Brookhaven Democrats choose Beedenbender

Matt Calamia
Times Beacon Record
Lesko’s chief of staff Brian Beedenbender is the Democratic Committee’s nomination for town supervisor.

The Brookhaven Town Democratic Committee has named Brian Beedenbender as its nominee to replace Supervisor Mark Lesko, who last week announced his plan to resign after he presents his 2013 budget next month. Beedenbender currently serves as Lesko's chief of staff.

The town will hold a special election in November to fill the spot Lesko will be vacating. Deputy Supervisor Kathy Walsh (R-Centereach) will be the acting supervisor until the special election.

Lesko will become the first executive director of Accelerate Long Island, a collaborative economic growth initiative that involves the Long Island Association, Brookhaven Town and research institutions.

"In the time that I've worked with Mark, we've made our entire plan and agenda about moving forward," Beedenbender said in a phone interview Wednesday. "There's more to do, and that's why I'm running. We're on the right track."

Democratic Committee Chairman Marc Alessi said Beedenbender was chosen because of his experience at the town and his drive for the position.

"He's our guy," Alessi said in a phone interview Tuesday. "All the candidates that were originally interested saw how passionate Brian is … and we all decided he's our best candidate."

In a previous interview, Alessi said the two top candidates were Beedenbender and Patchogue Mayor Paul Pontieri.

Prior to arriving in Brookhaven, Beedenbender served one term as a Suffolk County legislator before losing his re-election bid to Legislator Tom Muratore (R-Ronkonkoma) in 2009. He was also a legislative aide to former Suffolk County Executive Steve Levy from June 2004 through December 2007.

Beedenbender, 32, said he learned a lot from Lesko, especially about working with business owners throughout the town. He said he would continue to meet with them to help spur job growth.

Alessi doesn't think Beedenbender's lack of experience in elected office will hurt him in the eyes of the voters.

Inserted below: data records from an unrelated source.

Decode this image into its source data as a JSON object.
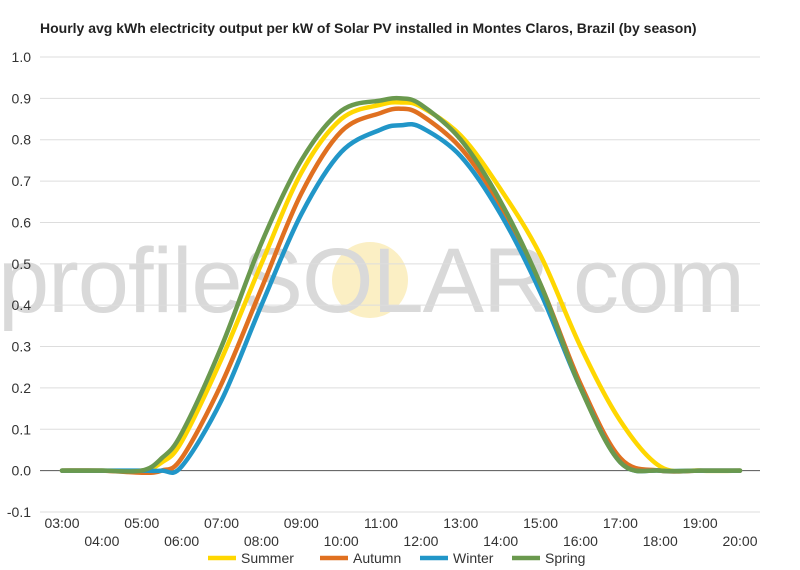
{
  "chart_data": {
    "type": "line",
    "title": "Hourly avg kWh electricity output per kW of Solar PV installed in Montes Claros, Brazil (by season)",
    "xlabel": "",
    "ylabel": "",
    "ylim": [
      -0.1,
      1.0
    ],
    "y_ticks": [
      "-0.1",
      "0.0",
      "0.1",
      "0.2",
      "0.3",
      "0.4",
      "0.5",
      "0.6",
      "0.7",
      "0.8",
      "0.9",
      "1.0"
    ],
    "x_ticks_upper": [
      "03:00",
      "05:00",
      "07:00",
      "09:00",
      "11:00",
      "13:00",
      "15:00",
      "17:00",
      "19:00"
    ],
    "x_ticks_lower": [
      "04:00",
      "06:00",
      "08:00",
      "10:00",
      "12:00",
      "14:00",
      "16:00",
      "18:00",
      "20:00"
    ],
    "grid": true,
    "legend_position": "bottom",
    "watermark": "profileSOLAR.com",
    "series": [
      {
        "name": "Summer",
        "color": "#FFD700",
        "x": [
          "03:00",
          "04:00",
          "05:00",
          "05:30",
          "06:00",
          "07:00",
          "08:00",
          "09:00",
          "10:00",
          "11:00",
          "11:30",
          "12:00",
          "13:00",
          "14:00",
          "15:00",
          "16:00",
          "17:00",
          "18:00",
          "19:00",
          "20:00"
        ],
        "values": [
          0.0,
          0.0,
          0.0,
          0.02,
          0.07,
          0.27,
          0.5,
          0.72,
          0.85,
          0.885,
          0.89,
          0.88,
          0.81,
          0.68,
          0.52,
          0.3,
          0.12,
          0.01,
          0.0,
          0.0
        ]
      },
      {
        "name": "Autumn",
        "color": "#E07020",
        "x": [
          "03:00",
          "04:00",
          "05:00",
          "05:30",
          "06:00",
          "07:00",
          "08:00",
          "09:00",
          "10:00",
          "11:00",
          "11:30",
          "12:00",
          "13:00",
          "14:00",
          "15:00",
          "16:00",
          "17:00",
          "18:00",
          "19:00",
          "20:00"
        ],
        "values": [
          0.0,
          0.0,
          -0.005,
          0.0,
          0.03,
          0.21,
          0.44,
          0.67,
          0.82,
          0.865,
          0.875,
          0.86,
          0.78,
          0.64,
          0.45,
          0.21,
          0.03,
          0.0,
          0.0,
          0.0
        ]
      },
      {
        "name": "Winter",
        "color": "#2196C8",
        "x": [
          "03:00",
          "04:00",
          "05:00",
          "05:30",
          "06:00",
          "07:00",
          "08:00",
          "09:00",
          "10:00",
          "11:00",
          "11:30",
          "12:00",
          "13:00",
          "14:00",
          "15:00",
          "16:00",
          "17:00",
          "18:00",
          "19:00",
          "20:00"
        ],
        "values": [
          0.0,
          0.0,
          0.0,
          0.0,
          0.01,
          0.17,
          0.4,
          0.62,
          0.77,
          0.825,
          0.835,
          0.83,
          0.76,
          0.62,
          0.43,
          0.2,
          0.02,
          0.0,
          0.0,
          0.0
        ]
      },
      {
        "name": "Spring",
        "color": "#6A994E",
        "x": [
          "03:00",
          "04:00",
          "05:00",
          "05:30",
          "06:00",
          "07:00",
          "08:00",
          "09:00",
          "10:00",
          "11:00",
          "11:30",
          "12:00",
          "13:00",
          "14:00",
          "15:00",
          "16:00",
          "17:00",
          "18:00",
          "19:00",
          "20:00"
        ],
        "values": [
          0.0,
          0.0,
          0.0,
          0.03,
          0.09,
          0.3,
          0.55,
          0.75,
          0.87,
          0.895,
          0.9,
          0.885,
          0.8,
          0.65,
          0.45,
          0.2,
          0.02,
          0.0,
          0.0,
          0.0
        ]
      }
    ]
  }
}
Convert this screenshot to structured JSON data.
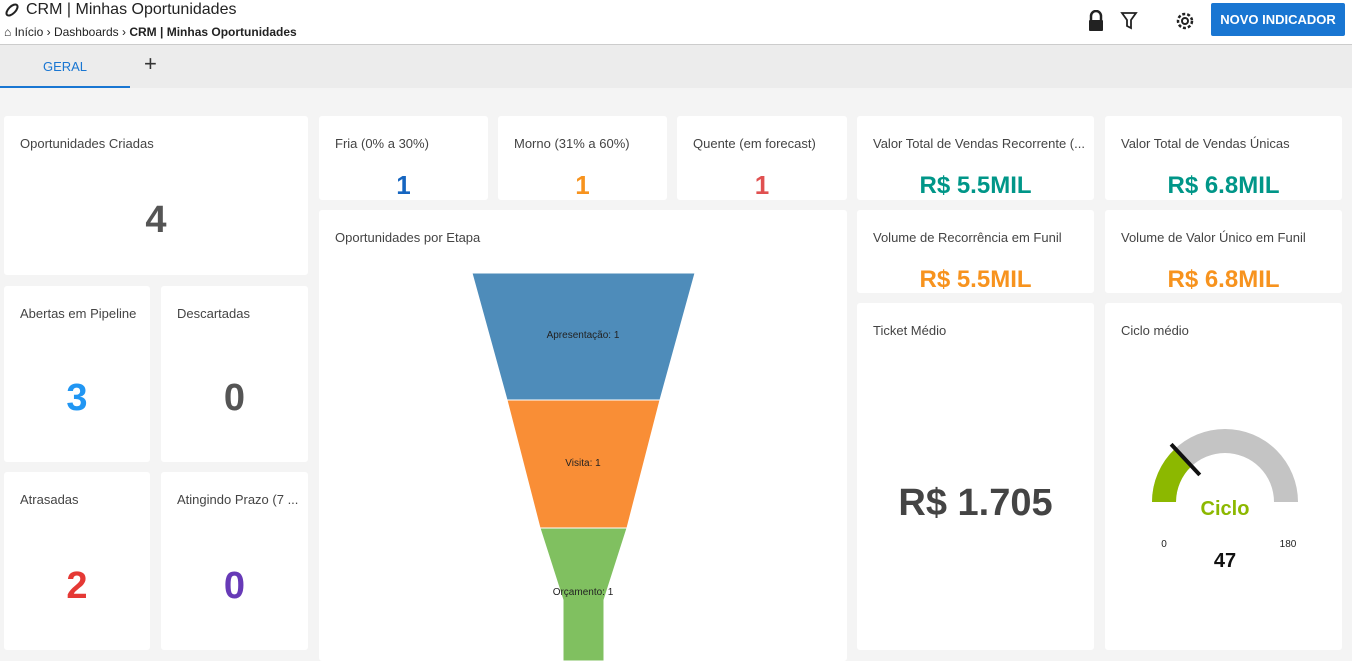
{
  "header": {
    "title": "CRM | Minhas Oportunidades",
    "breadcrumb": [
      "Início",
      "Dashboards",
      "CRM | Minhas Oportunidades"
    ],
    "button": "NOVO INDICADOR"
  },
  "tabs": [
    "GERAL"
  ],
  "cards": [
    {
      "title": "Oportunidades Criadas",
      "value": 4,
      "color": "#555555"
    },
    {
      "title": "Abertas em Pipeline",
      "value": 3,
      "color": "#2196f3"
    },
    {
      "title": "Descartadas",
      "value": 0,
      "color": "#555555"
    },
    {
      "title": "Atrasadas",
      "value": 2,
      "color": "#e53935"
    },
    {
      "title": "Atingindo Prazo (7 ...",
      "value": 0,
      "color": "#673ab7"
    },
    {
      "title": "Fria (0% a 30%)",
      "value": 1,
      "color": "#1565c0"
    },
    {
      "title": "Morno (31% a 60%)",
      "value": 1,
      "color": "#f7931e"
    },
    {
      "title": "Quente (em forecast)",
      "value": 1,
      "color": "#e05050"
    },
    {
      "title": "Valor Total de Vendas Recorrente (...",
      "value": "R$ 5.5MIL",
      "color": "#009688"
    },
    {
      "title": "Valor Total de Vendas Únicas",
      "value": "R$ 6.8MIL",
      "color": "#009688"
    },
    {
      "title": "Volume de Recorrência em Funil",
      "value": "R$ 5.5MIL",
      "color": "#f7931e"
    },
    {
      "title": "Volume de Valor Único em Funil",
      "value": "R$ 6.8MIL",
      "color": "#f7931e"
    },
    {
      "title": "Ticket Médio",
      "value": "R$ 1.705",
      "color": "#444444"
    }
  ],
  "funnel": {
    "title": "Oportunidades por Etapa",
    "stages": [
      {
        "label": "Apresentação: 1",
        "value": 1,
        "color": "#4e8cba"
      },
      {
        "label": "Visita: 1",
        "value": 1,
        "color": "#f98e36"
      },
      {
        "label": "Orçamento: 1",
        "value": 1,
        "color": "#80c060"
      }
    ]
  },
  "gauge": {
    "title": "Ciclo médio",
    "label": "Ciclo",
    "value": 47,
    "min": 0,
    "max": 180,
    "color": "#8cb800"
  }
}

"I think the voters aren't looking for career politicians," he said. "I think at the end of the day, they're looking for someone who can do the job."

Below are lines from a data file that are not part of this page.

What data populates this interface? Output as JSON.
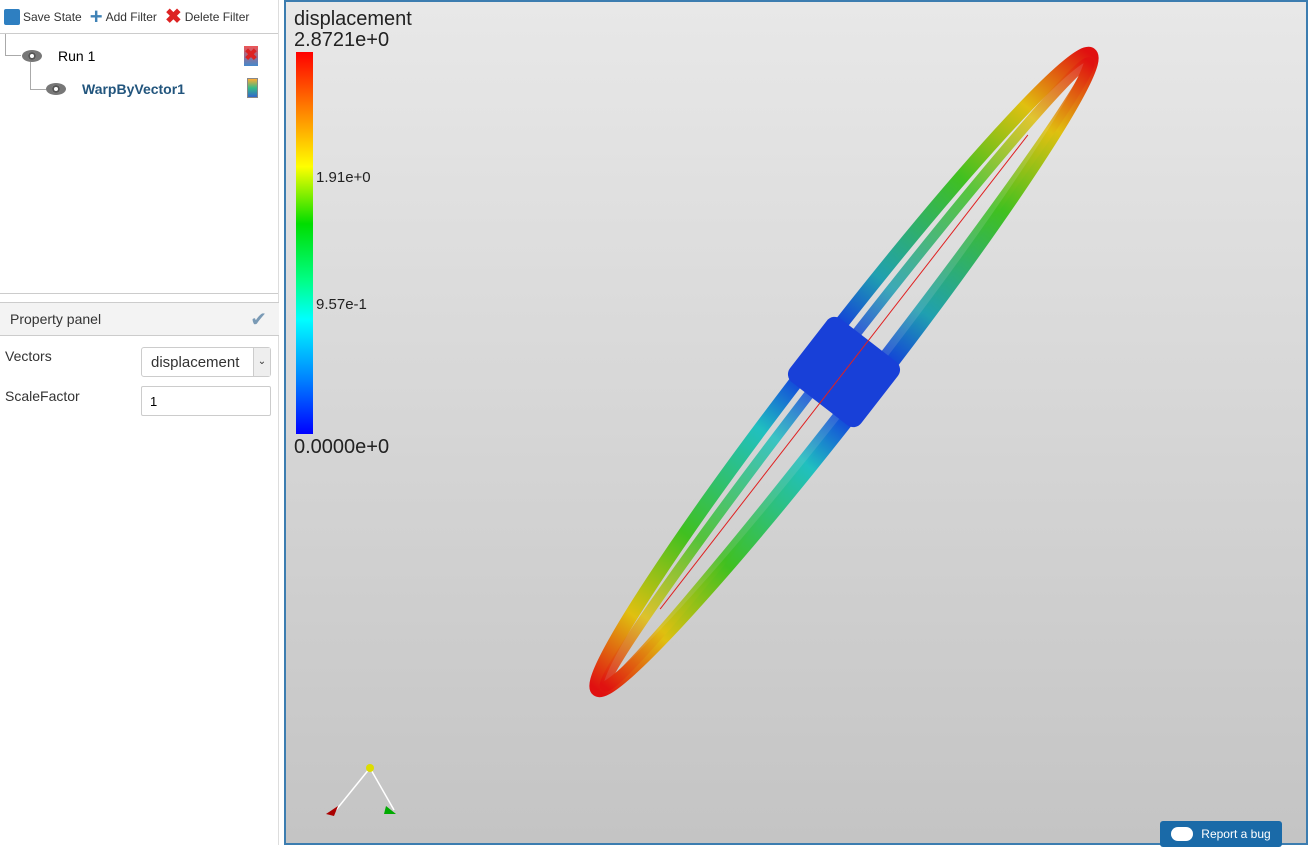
{
  "toolbar": {
    "save": "Save State",
    "add": "Add Filter",
    "delete": "Delete Filter"
  },
  "tree": [
    {
      "label": "Run 1"
    },
    {
      "label": "WarpByVector1"
    }
  ],
  "property_panel": {
    "title": "Property panel",
    "vectors_label": "Vectors",
    "vectors_value": "displacement",
    "scale_label": "ScaleFactor",
    "scale_value": "1"
  },
  "scalar_bar": {
    "title": "displacement",
    "max": "2.8721e+0",
    "mid1": "1.91e+0",
    "mid2": "9.57e-1",
    "min": "0.0000e+0"
  },
  "report": "Report a bug"
}
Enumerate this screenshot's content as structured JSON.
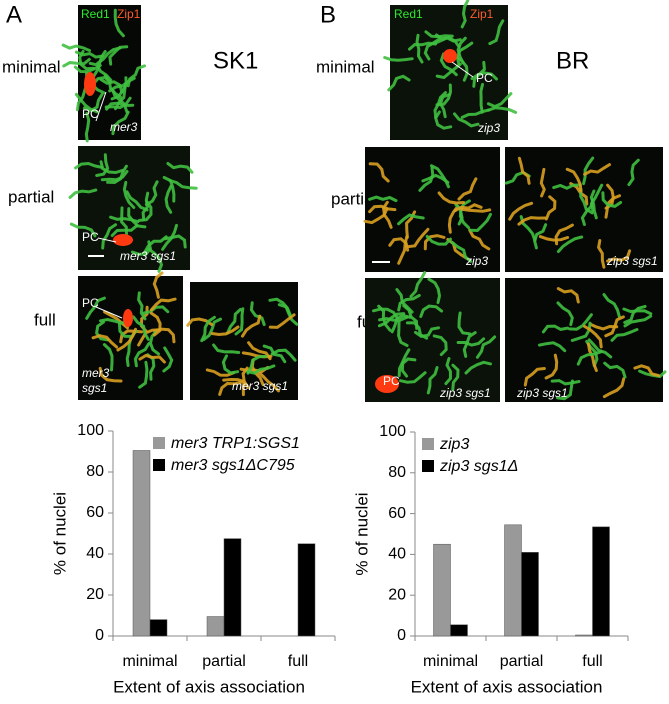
{
  "figure": {
    "panels": [
      {
        "letter": "A",
        "strain": "SK1",
        "row_labels": [
          "minimal",
          "partial",
          "full"
        ],
        "images": [
          {
            "texts": [
              "Red1",
              "Zip1",
              "PC",
              "mer3"
            ]
          },
          {
            "texts": [
              "PC",
              "mer3 sgs1"
            ]
          },
          {
            "texts": [
              "PC",
              "mer3",
              "sgs1"
            ]
          },
          {
            "texts": [
              "mer3 sgs1"
            ]
          }
        ]
      },
      {
        "letter": "B",
        "strain": "BR",
        "row_labels": [
          "minimal",
          "partial",
          "full"
        ],
        "images": [
          {
            "texts": [
              "Red1",
              "Zip1",
              "PC",
              "zip3"
            ]
          },
          {
            "texts": [
              "zip3"
            ]
          },
          {
            "texts": [
              "zip3 sgs1"
            ]
          },
          {
            "texts": [
              "PC",
              "zip3 sgs1"
            ]
          },
          {
            "texts": [
              "zip3 sgs1"
            ]
          }
        ]
      }
    ]
  },
  "chart_data": [
    {
      "type": "bar",
      "xlabel": "Extent of axis association",
      "ylabel": "% of nuclei",
      "categories": [
        "minimal",
        "partial",
        "full"
      ],
      "series": [
        {
          "name": "mer3 TRP1:SGS1",
          "color": "#999999",
          "values": [
            90.5,
            9.5,
            0
          ]
        },
        {
          "name": "mer3 sgs1ΔC795",
          "color": "#000000",
          "values": [
            8,
            47.5,
            45
          ]
        }
      ],
      "ylim": [
        0,
        100
      ],
      "yticks": [
        0,
        20,
        40,
        60,
        80,
        100
      ],
      "grid": false,
      "legend": "upper left"
    },
    {
      "type": "bar",
      "xlabel": "Extent of axis association",
      "ylabel": "% of nuclei",
      "categories": [
        "minimal",
        "partial",
        "full"
      ],
      "series": [
        {
          "name": "zip3",
          "color": "#999999",
          "values": [
            45,
            54.5,
            0.5
          ]
        },
        {
          "name": "zip3 sgs1Δ",
          "color": "#000000",
          "values": [
            5.5,
            41,
            53.5
          ]
        }
      ],
      "ylim": [
        0,
        100
      ],
      "yticks": [
        0,
        20,
        40,
        60,
        80,
        100
      ],
      "grid": false,
      "legend": "upper left"
    }
  ]
}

Alessi said Beedenbender's experience working for the town and on its budget made the decision easier.

Jesse Garcia, Brookhaven Town Republican Committee chairman, said it was "irrelevant who the Democrats put forward" and that his party had already "soundly" defeated Beedenbender in the past.

Beedenbender called his loss in 2009 a "foolish argument" to bring up in this race. "I lost an election. It happens," he said. "But I'm running for Brookhaven town supervisor. I have the experience. I know Brookhaven."

Although the Republican Committee has not yet formally chosen an opponent for Beedenbender, Suffolk County Legislator Ed Romaine (R-Center Moriches) announced that he was seeking the party's nomination.

"As town supervisor, I will consolidate government functions, increase accountability, end deficit spending and work to develop waste management alternatives," he said in a statement.

"We will 'reinvent Brookhaven' by [streamlining] government, by making it more responsive to its residents, by working to resolve quality-of-life issues, by making our town a better place to create jobs and by preserving our environment," Romaine added.

Garcia said his committee will meet within a week to discuss who will be its candidate, but declined to say when an announcement would be made. He said the party is "very excited" that Romaine is interested in the position.

Garcia said Muratore and Assemblymen Dean Murray (R-East Patchogue) and Dan Losquadro (R-Shoreham) had expressed interest. However, the latter two are running for re-election to their state positions.

Walsh, who was reelected last November without the backing of her party, said she "hasn't had any conversations" with the GOP about running in the special election, though she would be "honored" to do so.

Councilman Dan Panico (R-Manorville) was critical of Lesko's timing in leaving the town.

"We as elected officials have a responsibility to the people who have given us the privilege to serve, and he is essentially reneging on that responsibility during extremely tough budgetary times," Panico said.

Panico said his No. 1 priority is to get the budget ready and that it was too early to say if he would run for the supervisor position in the special election.